Publication year - 1991
Publication title -
european journal of clinical investigation
Language(s) - English
Resource type - Journals
SCImago Journal Rank - 1.164
H-Index - 107
eISSN - 1365-2362
pISSN - 0014-2972
DOI - 10.1111/j.1365-2362.1991.tb01360.x
Subject(s) - medicine , endocrinology , muscle hypertrophy , uremia , cardiac hypertrophy , biology
. Cardiac hypertrophy of various aetiologies is consistently associated with increased expression of V3 isomyosin. Uraemia is associated with cardiac hypertrophy. In the present study, we examined regulation of isomyosin in uraemic rats, using gel electrophoresis. Cardiac hypertrophy in uraemic animals was associated with a relative increase in VI isomyosin. An increased proportion of VI isomyosin was demonstrable 3 days after subtotal nephrectomy (NX 63.0 ± 8.8%; control 43.6 ± 7.2%; P < 0.01) and persisted during uraemia of 80 days duration. Elevation of VI isomyosin, relative to pair‐fed controls, was observed in uraemic animals of various age. The proportion of VI isomyosin changed in the same direction as controls when several manouevers were used which changed the isomyosin pattern, but the difference between uraemic animals and controls persisted. We studied the effect of carbohydrate loading or deprivation, starvation or administration of energetically inadequate diets, castration or administration of androgens and sodium depletion. With each of the above interventions, a difference between subtotally nephrectomized animals and sham‐operated pair‐fed control animals was statistically significant ( P < 0.05).
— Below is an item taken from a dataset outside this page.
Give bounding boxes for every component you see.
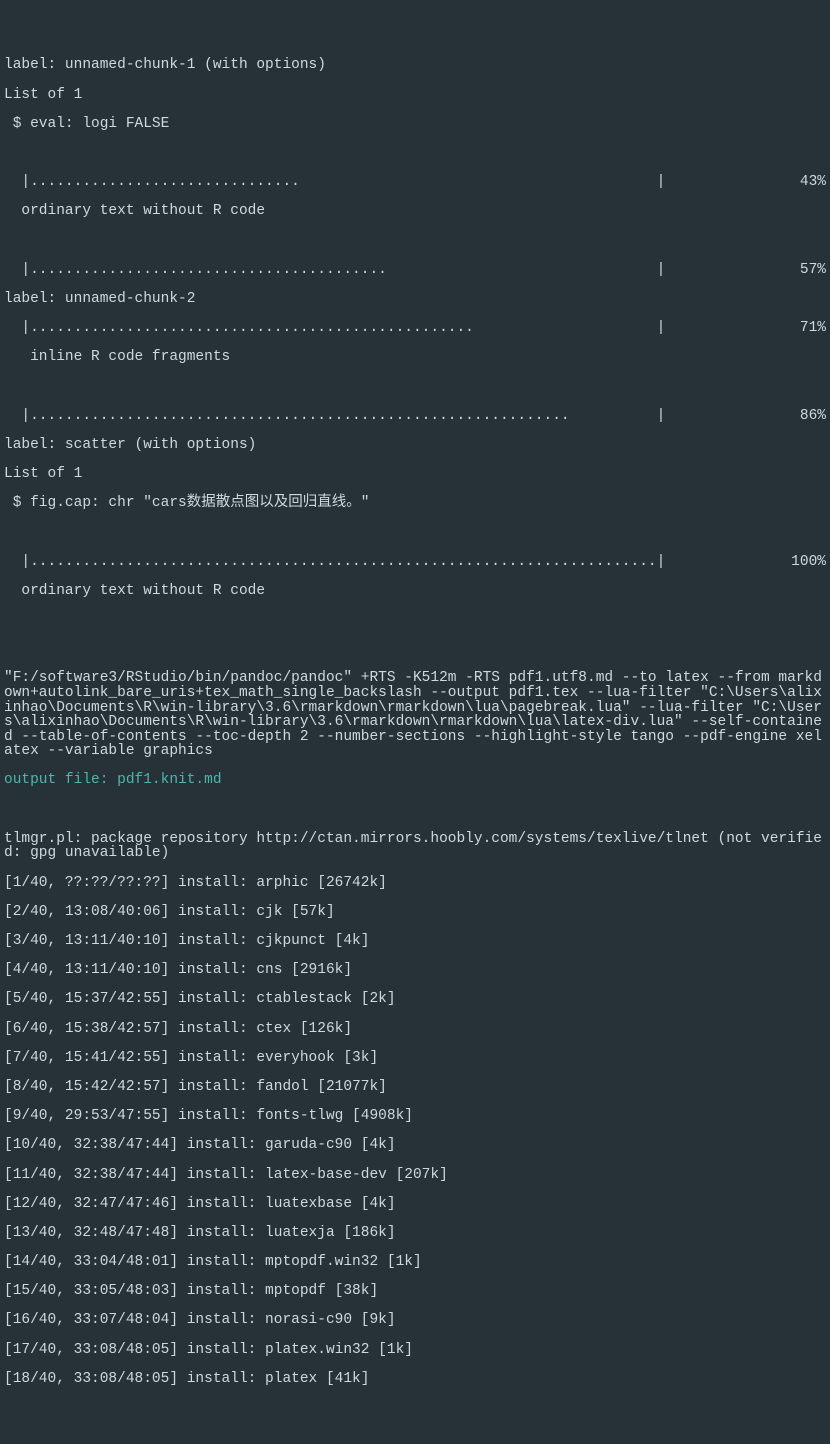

Elevation of VI isomyosin persisted during combined alpha and beta blockade and was still found when blood pressure was normalized by ACE inhibition using Ramipril. It is concluded that cardiac hypertrophy of uraemia differs from all other forms of cardiac hypertrophy by the occurrence of increased proportion of VI isomyosin. The proportion of VI isomyosin responds adequately to regulatory signals but is set at an abnormally high level.